The Oct. 17 vote to OK the project – on vacant land where a Burger King restaurant once stood – was unanimous and without debate.
There’s currently a Mister Car Wash that’s been operating since 1999 just a block north of the corner site, but it’s at capacity and has poor circulation for vehicles, said Mister Car Wash representative Prabhs Matharoo. It will be shut down and sold when the new facility is ready for operation, he said.
In addition to providing a more modern operation and additional capacity, the new facility will be able to recycle at least 50% of the water used to wash cars, according to the national chain. At the current car wash, up to 10% of water is recycled.
The proposed 5,400-square-foot building would be about 1,200 square feet larger than what now exists.

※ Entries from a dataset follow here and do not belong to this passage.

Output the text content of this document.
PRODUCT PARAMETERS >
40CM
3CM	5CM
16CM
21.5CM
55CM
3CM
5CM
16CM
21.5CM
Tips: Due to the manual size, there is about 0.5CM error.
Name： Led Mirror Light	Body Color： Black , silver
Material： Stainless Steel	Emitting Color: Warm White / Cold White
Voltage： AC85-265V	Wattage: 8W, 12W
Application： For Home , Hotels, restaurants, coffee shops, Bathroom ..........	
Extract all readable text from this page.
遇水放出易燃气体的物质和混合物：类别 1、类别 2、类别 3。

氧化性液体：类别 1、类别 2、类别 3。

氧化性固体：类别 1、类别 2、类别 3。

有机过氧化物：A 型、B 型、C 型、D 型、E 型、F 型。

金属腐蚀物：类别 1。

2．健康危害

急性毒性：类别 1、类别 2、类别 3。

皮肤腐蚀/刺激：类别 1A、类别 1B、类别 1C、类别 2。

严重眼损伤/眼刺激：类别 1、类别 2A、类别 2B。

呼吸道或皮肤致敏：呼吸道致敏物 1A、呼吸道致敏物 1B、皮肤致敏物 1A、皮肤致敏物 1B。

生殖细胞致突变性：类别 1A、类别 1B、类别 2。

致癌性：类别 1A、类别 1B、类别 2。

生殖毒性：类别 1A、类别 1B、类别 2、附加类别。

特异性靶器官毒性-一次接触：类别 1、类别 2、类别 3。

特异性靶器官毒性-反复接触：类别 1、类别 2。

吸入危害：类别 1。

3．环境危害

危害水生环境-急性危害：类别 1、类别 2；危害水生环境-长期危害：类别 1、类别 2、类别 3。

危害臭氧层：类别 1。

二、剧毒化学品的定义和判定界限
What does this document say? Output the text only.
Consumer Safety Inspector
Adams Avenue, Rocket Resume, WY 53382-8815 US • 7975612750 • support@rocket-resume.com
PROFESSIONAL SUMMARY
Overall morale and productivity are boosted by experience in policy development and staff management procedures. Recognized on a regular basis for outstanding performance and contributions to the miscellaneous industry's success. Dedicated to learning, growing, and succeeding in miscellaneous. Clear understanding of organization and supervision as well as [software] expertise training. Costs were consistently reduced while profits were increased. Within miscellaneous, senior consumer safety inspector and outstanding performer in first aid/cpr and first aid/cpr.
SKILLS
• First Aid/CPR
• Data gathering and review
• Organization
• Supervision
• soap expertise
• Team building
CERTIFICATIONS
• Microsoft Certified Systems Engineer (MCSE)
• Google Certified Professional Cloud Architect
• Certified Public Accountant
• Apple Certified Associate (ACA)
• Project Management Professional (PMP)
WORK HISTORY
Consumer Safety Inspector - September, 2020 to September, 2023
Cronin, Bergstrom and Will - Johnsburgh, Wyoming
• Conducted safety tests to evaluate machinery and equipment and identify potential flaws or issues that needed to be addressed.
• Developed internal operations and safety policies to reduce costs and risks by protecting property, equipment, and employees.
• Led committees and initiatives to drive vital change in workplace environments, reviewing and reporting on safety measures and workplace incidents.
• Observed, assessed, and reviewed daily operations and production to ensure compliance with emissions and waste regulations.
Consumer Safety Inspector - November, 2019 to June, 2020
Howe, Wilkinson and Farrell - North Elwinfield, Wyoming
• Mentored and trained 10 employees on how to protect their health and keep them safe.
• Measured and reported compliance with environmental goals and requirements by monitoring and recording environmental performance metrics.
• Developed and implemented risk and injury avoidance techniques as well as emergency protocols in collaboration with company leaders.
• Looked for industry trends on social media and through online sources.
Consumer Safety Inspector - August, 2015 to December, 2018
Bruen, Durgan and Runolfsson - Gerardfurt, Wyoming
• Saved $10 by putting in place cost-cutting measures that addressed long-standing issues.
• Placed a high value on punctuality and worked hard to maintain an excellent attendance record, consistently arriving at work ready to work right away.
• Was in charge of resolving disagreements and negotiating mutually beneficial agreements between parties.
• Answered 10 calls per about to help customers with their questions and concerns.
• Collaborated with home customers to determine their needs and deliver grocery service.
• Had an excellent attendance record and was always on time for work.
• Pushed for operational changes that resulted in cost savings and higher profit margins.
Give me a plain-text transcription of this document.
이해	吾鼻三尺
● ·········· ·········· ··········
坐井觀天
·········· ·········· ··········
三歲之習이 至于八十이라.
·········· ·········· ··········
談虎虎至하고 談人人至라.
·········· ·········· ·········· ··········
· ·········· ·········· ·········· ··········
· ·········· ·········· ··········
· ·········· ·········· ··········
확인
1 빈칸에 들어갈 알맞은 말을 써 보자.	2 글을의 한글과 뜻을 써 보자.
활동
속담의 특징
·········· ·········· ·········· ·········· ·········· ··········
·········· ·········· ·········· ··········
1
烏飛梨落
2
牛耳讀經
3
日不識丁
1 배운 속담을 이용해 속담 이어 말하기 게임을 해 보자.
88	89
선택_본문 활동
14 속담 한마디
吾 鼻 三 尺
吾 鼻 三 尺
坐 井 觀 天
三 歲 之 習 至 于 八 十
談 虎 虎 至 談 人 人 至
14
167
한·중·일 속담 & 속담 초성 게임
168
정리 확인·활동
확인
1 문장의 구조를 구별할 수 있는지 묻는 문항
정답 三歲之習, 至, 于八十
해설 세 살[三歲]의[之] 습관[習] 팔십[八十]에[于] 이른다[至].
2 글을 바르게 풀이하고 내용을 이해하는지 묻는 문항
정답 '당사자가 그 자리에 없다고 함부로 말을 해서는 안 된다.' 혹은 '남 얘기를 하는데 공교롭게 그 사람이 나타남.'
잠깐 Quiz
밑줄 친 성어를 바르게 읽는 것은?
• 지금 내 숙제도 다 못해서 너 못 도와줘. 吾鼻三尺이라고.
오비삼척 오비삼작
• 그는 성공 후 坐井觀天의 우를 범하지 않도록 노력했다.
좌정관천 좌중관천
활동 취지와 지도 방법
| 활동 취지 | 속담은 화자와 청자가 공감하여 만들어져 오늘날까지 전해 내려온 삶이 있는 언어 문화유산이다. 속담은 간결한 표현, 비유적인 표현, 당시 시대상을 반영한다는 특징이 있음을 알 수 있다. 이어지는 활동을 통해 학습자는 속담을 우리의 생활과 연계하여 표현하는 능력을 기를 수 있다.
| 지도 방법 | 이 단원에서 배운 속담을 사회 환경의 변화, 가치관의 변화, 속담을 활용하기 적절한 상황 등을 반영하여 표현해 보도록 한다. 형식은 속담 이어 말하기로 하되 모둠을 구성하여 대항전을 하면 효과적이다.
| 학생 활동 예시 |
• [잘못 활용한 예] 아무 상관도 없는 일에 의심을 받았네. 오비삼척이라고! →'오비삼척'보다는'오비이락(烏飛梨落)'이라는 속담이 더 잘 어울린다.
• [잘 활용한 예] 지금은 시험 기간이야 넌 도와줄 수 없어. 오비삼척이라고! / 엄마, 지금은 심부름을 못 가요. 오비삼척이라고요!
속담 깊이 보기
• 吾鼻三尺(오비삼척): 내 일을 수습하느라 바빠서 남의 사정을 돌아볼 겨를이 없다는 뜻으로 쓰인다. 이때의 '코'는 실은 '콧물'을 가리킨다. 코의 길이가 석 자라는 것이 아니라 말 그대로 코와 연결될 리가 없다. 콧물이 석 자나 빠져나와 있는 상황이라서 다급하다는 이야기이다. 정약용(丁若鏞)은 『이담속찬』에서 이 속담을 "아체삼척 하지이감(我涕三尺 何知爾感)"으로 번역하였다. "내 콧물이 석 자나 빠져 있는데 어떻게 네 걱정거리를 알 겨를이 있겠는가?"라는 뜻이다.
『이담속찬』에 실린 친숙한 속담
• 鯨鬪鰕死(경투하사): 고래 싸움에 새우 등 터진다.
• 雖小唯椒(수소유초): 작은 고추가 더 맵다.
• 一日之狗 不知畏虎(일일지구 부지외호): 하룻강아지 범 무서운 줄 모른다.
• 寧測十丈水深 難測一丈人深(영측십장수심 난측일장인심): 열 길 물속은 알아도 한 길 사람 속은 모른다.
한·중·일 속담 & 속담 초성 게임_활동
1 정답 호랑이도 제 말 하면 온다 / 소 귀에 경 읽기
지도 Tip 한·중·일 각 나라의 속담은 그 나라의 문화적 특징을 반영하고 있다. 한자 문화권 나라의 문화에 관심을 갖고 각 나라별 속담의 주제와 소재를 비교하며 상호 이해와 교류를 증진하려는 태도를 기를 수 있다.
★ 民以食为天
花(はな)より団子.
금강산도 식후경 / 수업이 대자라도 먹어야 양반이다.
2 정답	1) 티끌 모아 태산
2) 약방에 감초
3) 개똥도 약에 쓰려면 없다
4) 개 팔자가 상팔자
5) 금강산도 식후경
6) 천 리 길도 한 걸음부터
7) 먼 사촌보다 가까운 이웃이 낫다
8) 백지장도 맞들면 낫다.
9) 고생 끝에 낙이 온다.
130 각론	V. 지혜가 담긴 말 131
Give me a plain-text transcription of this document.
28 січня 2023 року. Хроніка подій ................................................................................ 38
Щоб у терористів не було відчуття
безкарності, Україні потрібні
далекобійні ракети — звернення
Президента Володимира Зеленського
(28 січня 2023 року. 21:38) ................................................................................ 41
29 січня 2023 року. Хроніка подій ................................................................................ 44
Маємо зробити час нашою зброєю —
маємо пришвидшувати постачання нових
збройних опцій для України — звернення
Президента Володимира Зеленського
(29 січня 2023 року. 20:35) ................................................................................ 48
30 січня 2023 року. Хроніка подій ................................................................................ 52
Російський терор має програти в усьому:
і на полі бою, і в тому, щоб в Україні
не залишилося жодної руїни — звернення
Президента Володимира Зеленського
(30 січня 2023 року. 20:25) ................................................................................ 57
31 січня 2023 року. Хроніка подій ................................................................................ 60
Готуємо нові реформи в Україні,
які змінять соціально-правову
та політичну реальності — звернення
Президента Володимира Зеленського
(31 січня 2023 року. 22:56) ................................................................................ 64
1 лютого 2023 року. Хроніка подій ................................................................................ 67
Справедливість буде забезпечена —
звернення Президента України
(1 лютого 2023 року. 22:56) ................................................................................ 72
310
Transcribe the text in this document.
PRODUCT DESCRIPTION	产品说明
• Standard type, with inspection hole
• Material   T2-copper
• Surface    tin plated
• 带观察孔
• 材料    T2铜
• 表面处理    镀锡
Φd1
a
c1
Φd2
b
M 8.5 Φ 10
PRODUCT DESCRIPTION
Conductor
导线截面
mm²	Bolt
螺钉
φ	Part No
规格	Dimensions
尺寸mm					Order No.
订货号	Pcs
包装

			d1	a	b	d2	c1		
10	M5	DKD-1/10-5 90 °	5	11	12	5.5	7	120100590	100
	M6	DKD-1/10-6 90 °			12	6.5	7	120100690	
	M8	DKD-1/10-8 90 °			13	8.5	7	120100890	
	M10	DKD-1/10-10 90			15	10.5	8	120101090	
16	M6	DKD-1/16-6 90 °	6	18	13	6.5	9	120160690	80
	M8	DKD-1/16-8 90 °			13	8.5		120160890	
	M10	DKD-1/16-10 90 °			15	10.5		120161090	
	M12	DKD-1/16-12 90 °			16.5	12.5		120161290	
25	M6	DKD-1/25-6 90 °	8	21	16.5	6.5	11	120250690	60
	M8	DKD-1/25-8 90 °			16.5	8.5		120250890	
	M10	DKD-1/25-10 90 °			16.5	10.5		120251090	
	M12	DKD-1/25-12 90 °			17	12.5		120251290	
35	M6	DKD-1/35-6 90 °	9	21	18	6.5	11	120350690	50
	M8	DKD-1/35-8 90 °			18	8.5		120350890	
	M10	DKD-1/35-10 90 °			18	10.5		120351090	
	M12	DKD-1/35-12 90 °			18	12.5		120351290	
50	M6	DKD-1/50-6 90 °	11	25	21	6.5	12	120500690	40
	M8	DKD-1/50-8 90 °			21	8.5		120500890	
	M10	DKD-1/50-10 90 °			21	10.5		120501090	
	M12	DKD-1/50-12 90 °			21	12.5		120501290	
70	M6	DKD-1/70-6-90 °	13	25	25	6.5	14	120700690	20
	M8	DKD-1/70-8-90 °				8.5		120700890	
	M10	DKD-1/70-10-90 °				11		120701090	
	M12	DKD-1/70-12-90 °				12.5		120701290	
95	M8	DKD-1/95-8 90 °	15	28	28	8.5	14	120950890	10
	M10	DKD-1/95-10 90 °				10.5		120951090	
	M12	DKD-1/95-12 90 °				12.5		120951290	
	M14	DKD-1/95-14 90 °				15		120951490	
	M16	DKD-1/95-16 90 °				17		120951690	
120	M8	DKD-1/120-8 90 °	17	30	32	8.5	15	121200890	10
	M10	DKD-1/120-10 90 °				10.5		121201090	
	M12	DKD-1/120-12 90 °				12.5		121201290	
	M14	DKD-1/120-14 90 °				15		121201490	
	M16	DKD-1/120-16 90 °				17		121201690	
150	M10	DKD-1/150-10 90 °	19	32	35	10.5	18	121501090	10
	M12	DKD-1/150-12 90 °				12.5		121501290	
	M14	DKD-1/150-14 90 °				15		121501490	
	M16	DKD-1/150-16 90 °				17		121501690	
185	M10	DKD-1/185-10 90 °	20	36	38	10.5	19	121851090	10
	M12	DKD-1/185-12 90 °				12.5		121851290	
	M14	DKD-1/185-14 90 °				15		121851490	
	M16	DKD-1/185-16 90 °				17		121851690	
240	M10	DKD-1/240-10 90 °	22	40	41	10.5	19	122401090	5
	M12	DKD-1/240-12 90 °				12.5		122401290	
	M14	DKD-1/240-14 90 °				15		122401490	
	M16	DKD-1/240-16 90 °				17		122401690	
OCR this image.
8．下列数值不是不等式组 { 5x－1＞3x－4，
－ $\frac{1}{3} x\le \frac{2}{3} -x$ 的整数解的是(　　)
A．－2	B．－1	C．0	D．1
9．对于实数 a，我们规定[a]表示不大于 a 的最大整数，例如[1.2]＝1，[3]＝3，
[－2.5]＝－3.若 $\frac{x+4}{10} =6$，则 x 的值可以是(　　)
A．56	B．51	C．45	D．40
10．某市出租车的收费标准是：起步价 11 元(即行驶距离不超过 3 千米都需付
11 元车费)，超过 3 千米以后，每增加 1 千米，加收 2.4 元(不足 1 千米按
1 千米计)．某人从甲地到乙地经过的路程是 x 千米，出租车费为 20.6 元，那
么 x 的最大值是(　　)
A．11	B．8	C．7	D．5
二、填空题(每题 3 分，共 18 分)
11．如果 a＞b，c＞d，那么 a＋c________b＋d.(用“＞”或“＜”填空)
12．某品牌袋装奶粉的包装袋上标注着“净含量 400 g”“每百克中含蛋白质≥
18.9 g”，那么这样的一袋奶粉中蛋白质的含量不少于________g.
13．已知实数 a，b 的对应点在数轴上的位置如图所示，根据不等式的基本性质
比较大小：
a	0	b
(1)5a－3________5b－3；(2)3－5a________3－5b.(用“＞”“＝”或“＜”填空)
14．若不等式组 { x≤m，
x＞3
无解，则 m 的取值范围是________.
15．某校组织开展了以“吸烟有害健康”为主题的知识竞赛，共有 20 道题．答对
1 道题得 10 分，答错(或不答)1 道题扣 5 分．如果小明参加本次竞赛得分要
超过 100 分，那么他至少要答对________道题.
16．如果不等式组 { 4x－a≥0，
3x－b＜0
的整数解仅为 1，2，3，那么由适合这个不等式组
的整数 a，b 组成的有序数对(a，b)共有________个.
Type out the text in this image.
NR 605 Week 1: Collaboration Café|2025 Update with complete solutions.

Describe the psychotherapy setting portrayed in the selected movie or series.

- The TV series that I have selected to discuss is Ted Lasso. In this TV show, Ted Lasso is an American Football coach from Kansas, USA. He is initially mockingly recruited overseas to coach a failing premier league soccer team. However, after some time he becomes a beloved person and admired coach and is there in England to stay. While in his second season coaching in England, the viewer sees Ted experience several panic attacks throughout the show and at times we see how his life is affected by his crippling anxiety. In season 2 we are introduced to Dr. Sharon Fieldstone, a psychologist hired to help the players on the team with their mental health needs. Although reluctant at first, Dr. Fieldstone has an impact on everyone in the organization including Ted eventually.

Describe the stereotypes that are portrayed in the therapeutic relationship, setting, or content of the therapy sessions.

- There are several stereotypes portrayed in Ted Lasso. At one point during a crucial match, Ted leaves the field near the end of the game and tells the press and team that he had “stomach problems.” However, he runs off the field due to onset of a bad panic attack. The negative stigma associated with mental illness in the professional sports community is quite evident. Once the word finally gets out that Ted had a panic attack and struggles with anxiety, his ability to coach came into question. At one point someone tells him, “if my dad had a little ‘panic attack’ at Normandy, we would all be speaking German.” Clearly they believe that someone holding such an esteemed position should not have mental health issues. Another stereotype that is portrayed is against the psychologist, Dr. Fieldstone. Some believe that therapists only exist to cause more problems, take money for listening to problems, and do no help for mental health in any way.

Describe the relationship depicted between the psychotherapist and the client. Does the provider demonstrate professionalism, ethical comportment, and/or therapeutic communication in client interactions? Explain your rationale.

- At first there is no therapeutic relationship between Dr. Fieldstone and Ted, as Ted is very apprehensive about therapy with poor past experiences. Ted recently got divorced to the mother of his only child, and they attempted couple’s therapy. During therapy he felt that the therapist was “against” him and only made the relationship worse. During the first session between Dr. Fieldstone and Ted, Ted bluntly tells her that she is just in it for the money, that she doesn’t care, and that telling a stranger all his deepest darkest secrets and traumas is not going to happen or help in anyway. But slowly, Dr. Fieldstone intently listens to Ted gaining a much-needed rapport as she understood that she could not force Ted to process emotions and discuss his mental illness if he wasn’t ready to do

Coincidentally, this could be the first of two Burger King-to-car wash transformations in Eden Prairie. A Crew Carwash is proposed for another former Burger King property in Eden Prairie, at the southeast corner of Highway 5 and County Road 4 (Eden Prairie Road). However, the car wash project has not yet been scheduled for planning commission or city council review.
Mayor Ron Case did address community concerns about the possibility of car washes being built on two prominent Eden Prairie street corners. He and city staff noted that Burger King had put limitations on what a purchaser could build on the two sites, and had ruled out food businesses.
“Sometimes people will say, ‘Two car washes!’ And right away, all their ideas come out,” Case said.
But, cities don’t typically dictate which specific businesses buy and develop sites, he pointed out.
“It’s just not within the purview of the city council or city government. It’s not what we do,” he added. “We manage development. There are landowners; they sell privately to other landowners who come in with development projects. We look at what comes in based on our code and our policies and procedures, and we approve or deny based on those set of criteria. Not whether we like it or whether we wanted something else to come in.
“Local municipal government across the U.S.,” said Case, “doesn’t have some of the powers that sometimes people expect that we do.”